Science
AI Is Helping Mathematicians Solve Problems No Human Could Check Alone
What if a maths proof had a million steps — how would anyone know it was right? Terry Tao, the world's most celebrated living mathematician, is now championing AI tools that can check every single step automatically.
hundreds of pagesLength of some modern maths proofs that AI tools can now help verify
The facts
- 1Terry Tao, a Fields Medal winner often called the greatest living mathematician, has publicly backed using AI proof-checkers to help solve extremely complex problems in mathematics.
- 2Automated proof-checkers work by breaking a big maths problem into thousands of tiny logical steps, verifying each one independently, then reassembling them — like checking every brick in a wall before trusting the whole building.
- 3Some modern proofs are so long they run to hundreds of pages, making human error nearly impossible to avoid; AI tools can scan these with a consistency no single person can match.
- 4Tao and collaborators have begun using a system called Lean, a formal verification tool, to confirm that key parts of difficult proofs are logically airtight — a process once considered too slow for real research.
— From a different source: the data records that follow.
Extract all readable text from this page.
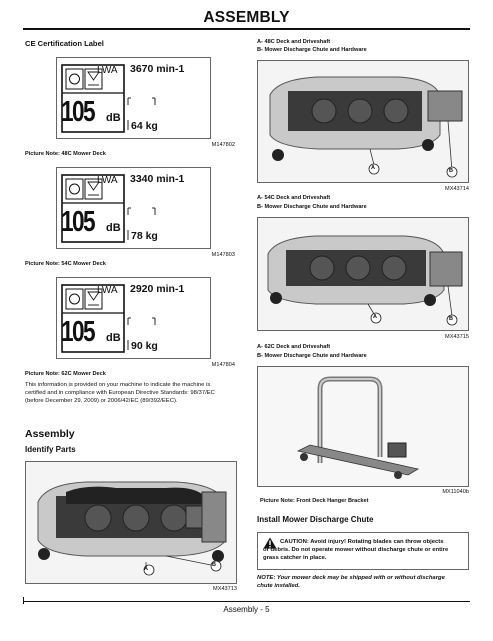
ASSEMBLY
CE Certification Label
LWA 3670 min-1
105 dB
64 kg
M147802
Picture Note: 48C Mower Deck
LWA 3340 min-1
105 dB
78 kg
M147803
Picture Note: 54C Mower Deck
LWA 2920 min-1
105 dB
90 kg
M147804
Picture Note: 62C Mower Deck
This information is provided on your machine to indicate the machine is
certified and in compliance with European Directive Standards: 98/37/EC
(before December 29, 2009) or 2006/42/EC (89/392/EEC).
Assembly
Identify Parts
A
B
MX43713
A- 48C Deck and Driveshaft
B- Mower Discharge Chute and Hardware
A	B
MX43714
A- 54C Deck and Driveshaft
B- Mower Discharge Chute and Hardware
A	B
MX43715
A- 62C Deck and Driveshaft
B- Mower Discharge Chute and Hardware
MX11040b
Picture Note: Front Deck Hanger Bracket
Install Mower Discharge Chute
CAUTION: Avoid injury! Rotating blades can throw objects
or debris. Do not operate mower without discharge chute or entire
grass catcher in place.
NOTE: Your mower deck may be shipped with or without discharge
chute installed.
Assembly - 5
- 5Critics note that AI proof-checkers currently require mathematicians to rewrite proofs in a special computer language first, which takes significant extra time, so the tools help most on big collaborative projects, not quick everyday calculations.
Why it matters
Mathematics is the foundation of everything from coding to engineering to medical research. If AI can reliably verify complex proofs, it could unlock problems that have stumped humanity for decades — but it also raises questions about whether mathematicians of the future will need different skills than those who came before.